In recent ransomware developments, security researchers have discovered that the Hello ransomware (or WickrMe ransomware) has been exploiting the Microsoft SharePoint vulnerability to initiate ransomware cyberattacks alongside the China Chopper web shell.
Microsoft SharePoint Vulnerability:
Back in 2019, Microsoft has published a security advisory detailing a SharePoint vulnerability being exploited in the wild.
Tracked as CVE-2019-0604, Microsoft had patched the gap for the vulnerability, as was reported in the advisory.
However, since its first exploitation and striking attack in 2020, the marked exploitation of the bug is persistent in making news rounds time and again.
This time, by finding itself as a compelled ally for the Hello ransomware.
Detailing the ransomware attack perpetrated by the Hello ransomware, researchers have provided that to ignite a ransomware payload, the attackers abuse a Cobalt Strike beacon. The researchers believe the China Chopper web shell was used in a likely attempt to circumvent detection with known samples.
After initiating the attack to leverage arbitrary code execution, the China Chopper web shell is employed to execute a malicious script that reaches out in an attempt to pull down the other malicious code like CobaltStrike beacon.
What is the China Chopper Web Shell?
To the unaware, a web shell is a malicious web-based shell-like interface that enables remote access and control to a web server by allowing the execution of arbitrary commands.
The China Chopper is one such web shell, which is approximately 4 kilobytes in size, and was first discovered in 2012. This web shell is commonly used by malicious Chinese actors, including advanced persistent threat (APT) groups, to remotely control web servers.
A combined threat?
Experts analyzing the Hello ransomware gang’s initiation of the SharePoint bug exploitation and China Chopper web shells are contemplating the existence of additional entities involved with them.
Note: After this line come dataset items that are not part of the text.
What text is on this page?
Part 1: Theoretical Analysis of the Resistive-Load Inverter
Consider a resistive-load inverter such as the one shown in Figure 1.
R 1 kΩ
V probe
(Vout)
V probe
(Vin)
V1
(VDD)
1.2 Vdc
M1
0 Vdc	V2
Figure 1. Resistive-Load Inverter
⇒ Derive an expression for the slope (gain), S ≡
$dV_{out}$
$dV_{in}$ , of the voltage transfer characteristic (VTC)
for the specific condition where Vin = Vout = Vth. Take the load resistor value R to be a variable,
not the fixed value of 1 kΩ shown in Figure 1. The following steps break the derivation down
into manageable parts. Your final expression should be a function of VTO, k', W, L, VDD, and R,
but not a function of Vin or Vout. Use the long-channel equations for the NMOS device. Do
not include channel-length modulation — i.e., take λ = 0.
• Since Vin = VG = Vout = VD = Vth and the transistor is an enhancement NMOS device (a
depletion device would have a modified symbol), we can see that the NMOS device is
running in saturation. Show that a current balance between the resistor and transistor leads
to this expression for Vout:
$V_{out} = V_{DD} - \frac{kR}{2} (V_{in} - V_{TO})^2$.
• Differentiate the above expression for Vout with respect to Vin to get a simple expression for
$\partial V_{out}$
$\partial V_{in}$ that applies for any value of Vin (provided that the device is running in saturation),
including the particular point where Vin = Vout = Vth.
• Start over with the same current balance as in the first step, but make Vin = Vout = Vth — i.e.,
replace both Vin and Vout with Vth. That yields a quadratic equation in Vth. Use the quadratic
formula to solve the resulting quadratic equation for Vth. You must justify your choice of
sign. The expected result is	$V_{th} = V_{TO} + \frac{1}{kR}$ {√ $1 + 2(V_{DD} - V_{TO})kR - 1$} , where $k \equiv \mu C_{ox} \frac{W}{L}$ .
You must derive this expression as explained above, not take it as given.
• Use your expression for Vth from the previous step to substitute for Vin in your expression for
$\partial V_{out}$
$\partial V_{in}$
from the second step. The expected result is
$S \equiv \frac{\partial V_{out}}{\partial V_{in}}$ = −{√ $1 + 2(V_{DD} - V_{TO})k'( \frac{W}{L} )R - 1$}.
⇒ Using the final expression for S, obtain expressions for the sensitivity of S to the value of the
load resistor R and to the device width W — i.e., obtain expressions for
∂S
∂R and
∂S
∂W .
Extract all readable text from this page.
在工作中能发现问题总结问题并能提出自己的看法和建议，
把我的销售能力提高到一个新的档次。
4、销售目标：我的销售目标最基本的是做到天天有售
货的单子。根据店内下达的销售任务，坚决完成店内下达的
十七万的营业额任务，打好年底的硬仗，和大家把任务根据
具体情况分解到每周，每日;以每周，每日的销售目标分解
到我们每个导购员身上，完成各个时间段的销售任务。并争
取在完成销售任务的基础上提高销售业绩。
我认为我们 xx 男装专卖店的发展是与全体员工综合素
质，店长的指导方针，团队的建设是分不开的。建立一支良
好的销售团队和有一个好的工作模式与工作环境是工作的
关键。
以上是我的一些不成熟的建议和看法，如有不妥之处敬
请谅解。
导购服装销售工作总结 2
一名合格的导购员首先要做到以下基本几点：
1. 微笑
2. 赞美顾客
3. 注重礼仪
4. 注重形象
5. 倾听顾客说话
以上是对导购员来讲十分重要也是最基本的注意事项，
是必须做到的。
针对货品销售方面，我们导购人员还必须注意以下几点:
The subject has been broached on the grounds that whether both, the SharePoint bug and China Chopper web shells, are consistently being used together to collaboratively create a peculiar level of access among the malicious actors and are capable of buying from several people.
“It’s also worth noting that two years later, the continued abuse of the vulnerability strongly implies that a huge number of companies still have not patched the gap,” the researchers said.
The scenario also directs the fact among security experts that for all the machine learning behavior technology and attack frameworks that have been established, malicious actors can still conduct mal-activities by employing simple command-line web shells that have been around for almost a decade.
It is also apparent that attack distribution techniques that the malicious actors employing are no novelty, even though the attack vector might be renewed.